Carrié F.R., Jobert R., Leprince V.
Year:
2012
Languages: English | Pages: 36 pp
Bibliographic info:
AIVC Contributed Report 14, 2012, 36pp

There exists a significant body of literature on energy and indoor air quality impacts of envelope leakage. In fact, this topic has been studied since the 70s and has lead to many publications, in particular within the Air Infiltration Centre established in 1979 that has become the Air Infiltration and Ventilation Center (AIVC) since 1987. Most available literature on envelope leakage characterization, measurement methods, airflow modelling can be found in the publication database developed and managed by the AIVC.

While it was a very active field of investigations in the 70s and 80s, interest for this issue has decreased in the 90s and until the mid-2000s. An important exception lies in low-energy building approaches that have encouraged pursuing efforts on research and development of methods and products. The CEPHEUS1 project (www.cepheus.de, 1998-2001) is a good illustration of work undertaken in the late 90s on very low-energy buildings that addressed specifically envelope airtightness issues. The Passivhaus standard developed since 1988 with the joint work of Professors Bo Adamson (University of Lund, Sweden) and Wolfgang Feist (Institute for Housing and the Environment, Germany) is another corner stone for envelope airtightness developments. Because extremely low leakage levels are required in these types of buildings (n50 below 0.6 ach), some professionals have progressively developed methods and products to reliably tighten building envelopes. Therefore, while these techniques were quite crude in the first passive houses built in the early 90s, the development of new seals, bonds, and barriers has allowed designers to be more confident to meet those stringent requirements. However, this market remained quasi-confidential until 2005.

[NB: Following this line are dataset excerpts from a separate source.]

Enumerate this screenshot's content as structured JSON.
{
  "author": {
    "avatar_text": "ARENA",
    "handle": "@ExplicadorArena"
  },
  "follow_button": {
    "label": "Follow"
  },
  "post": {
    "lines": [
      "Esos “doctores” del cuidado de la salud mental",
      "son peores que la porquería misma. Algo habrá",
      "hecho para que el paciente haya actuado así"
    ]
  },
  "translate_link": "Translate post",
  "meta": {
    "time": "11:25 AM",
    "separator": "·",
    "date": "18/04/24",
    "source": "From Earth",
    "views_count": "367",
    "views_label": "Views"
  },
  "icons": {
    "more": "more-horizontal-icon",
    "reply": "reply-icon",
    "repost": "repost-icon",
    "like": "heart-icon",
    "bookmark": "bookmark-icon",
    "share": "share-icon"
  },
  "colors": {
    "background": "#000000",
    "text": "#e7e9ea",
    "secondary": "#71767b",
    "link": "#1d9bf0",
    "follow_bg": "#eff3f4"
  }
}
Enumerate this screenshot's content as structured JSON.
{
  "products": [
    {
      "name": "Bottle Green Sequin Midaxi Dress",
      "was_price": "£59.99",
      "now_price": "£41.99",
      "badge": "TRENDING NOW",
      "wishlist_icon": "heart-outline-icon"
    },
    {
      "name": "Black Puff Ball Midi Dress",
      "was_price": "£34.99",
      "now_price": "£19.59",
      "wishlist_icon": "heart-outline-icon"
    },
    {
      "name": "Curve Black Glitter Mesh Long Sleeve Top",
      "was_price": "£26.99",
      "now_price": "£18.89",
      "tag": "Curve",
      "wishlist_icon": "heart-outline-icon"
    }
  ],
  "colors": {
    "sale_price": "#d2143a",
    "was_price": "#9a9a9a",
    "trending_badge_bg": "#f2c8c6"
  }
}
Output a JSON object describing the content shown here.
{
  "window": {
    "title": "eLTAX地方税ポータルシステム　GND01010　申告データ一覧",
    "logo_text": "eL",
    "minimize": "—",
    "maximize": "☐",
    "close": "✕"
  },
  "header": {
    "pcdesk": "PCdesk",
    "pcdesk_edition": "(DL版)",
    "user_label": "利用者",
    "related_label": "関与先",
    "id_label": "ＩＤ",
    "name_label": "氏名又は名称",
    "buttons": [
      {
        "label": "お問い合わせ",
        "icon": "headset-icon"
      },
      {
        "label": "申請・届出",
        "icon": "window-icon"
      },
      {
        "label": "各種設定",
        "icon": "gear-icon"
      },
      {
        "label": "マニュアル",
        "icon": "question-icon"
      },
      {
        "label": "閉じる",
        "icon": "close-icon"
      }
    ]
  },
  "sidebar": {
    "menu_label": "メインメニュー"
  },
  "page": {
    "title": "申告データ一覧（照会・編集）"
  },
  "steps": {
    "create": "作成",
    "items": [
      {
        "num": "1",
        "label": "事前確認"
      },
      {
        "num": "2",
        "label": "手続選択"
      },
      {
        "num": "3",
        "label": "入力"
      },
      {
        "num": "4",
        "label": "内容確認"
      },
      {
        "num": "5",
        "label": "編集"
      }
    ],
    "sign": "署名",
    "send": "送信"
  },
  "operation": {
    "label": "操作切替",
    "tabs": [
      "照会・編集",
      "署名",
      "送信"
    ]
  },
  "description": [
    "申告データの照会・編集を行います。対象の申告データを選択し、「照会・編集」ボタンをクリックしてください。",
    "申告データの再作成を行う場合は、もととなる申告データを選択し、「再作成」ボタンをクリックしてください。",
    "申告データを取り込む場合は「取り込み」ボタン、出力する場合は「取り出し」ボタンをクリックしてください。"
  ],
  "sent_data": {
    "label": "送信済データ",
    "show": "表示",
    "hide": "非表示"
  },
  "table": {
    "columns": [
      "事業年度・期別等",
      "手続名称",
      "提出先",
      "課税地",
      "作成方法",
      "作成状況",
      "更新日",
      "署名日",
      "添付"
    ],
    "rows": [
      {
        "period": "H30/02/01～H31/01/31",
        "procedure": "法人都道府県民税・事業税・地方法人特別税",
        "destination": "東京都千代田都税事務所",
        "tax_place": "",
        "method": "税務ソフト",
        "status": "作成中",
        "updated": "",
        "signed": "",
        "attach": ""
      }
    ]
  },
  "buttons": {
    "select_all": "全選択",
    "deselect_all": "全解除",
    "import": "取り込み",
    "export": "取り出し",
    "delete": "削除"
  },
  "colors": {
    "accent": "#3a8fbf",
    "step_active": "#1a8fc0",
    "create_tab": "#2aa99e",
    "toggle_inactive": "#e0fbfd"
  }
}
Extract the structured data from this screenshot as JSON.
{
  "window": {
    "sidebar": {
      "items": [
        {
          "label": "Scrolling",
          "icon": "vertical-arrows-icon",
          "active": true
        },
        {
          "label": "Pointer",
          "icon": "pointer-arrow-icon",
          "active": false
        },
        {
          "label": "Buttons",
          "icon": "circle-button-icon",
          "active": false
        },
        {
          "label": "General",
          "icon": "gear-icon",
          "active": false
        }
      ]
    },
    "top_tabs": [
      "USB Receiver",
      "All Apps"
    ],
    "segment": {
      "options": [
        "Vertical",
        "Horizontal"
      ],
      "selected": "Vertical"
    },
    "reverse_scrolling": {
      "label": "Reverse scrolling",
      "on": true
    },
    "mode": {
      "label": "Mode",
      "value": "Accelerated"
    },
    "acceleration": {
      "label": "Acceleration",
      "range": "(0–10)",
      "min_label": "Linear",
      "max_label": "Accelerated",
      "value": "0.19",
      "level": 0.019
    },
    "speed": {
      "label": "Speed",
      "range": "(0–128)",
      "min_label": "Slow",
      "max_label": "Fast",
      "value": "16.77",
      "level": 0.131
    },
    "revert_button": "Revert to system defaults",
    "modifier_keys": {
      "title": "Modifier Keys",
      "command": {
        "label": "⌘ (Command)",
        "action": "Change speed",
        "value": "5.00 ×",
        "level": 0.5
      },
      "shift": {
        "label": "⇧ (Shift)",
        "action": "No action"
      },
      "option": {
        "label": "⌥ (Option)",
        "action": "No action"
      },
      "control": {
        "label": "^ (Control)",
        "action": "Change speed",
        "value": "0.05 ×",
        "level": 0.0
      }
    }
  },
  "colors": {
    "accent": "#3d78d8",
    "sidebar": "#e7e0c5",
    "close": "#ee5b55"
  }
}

Since 2005, there is a revived interest for topic with the recent steps taken by many countries to generalize very low-energy buildings. This trend has been clearly identified in the ASIEPI2 project (www.asiepi.eu, 2007-2010) together with the need for dissemination on methods and products to achieve good airtightness. Growing experience on this issue shows that generalizing airtight envelopes is a great challenge that calls into question the training of architects, engineers and craftsmen. This is one fundamental reason behind the TightVent Europe initiative (www.tightvent.eu).

The objective of this paper is to disseminate practical information on methods and techniques. It starts with key quality principles, continues with a description of the steps to follow at design stage, proposes classification of tightening products, and explains frequent field issues.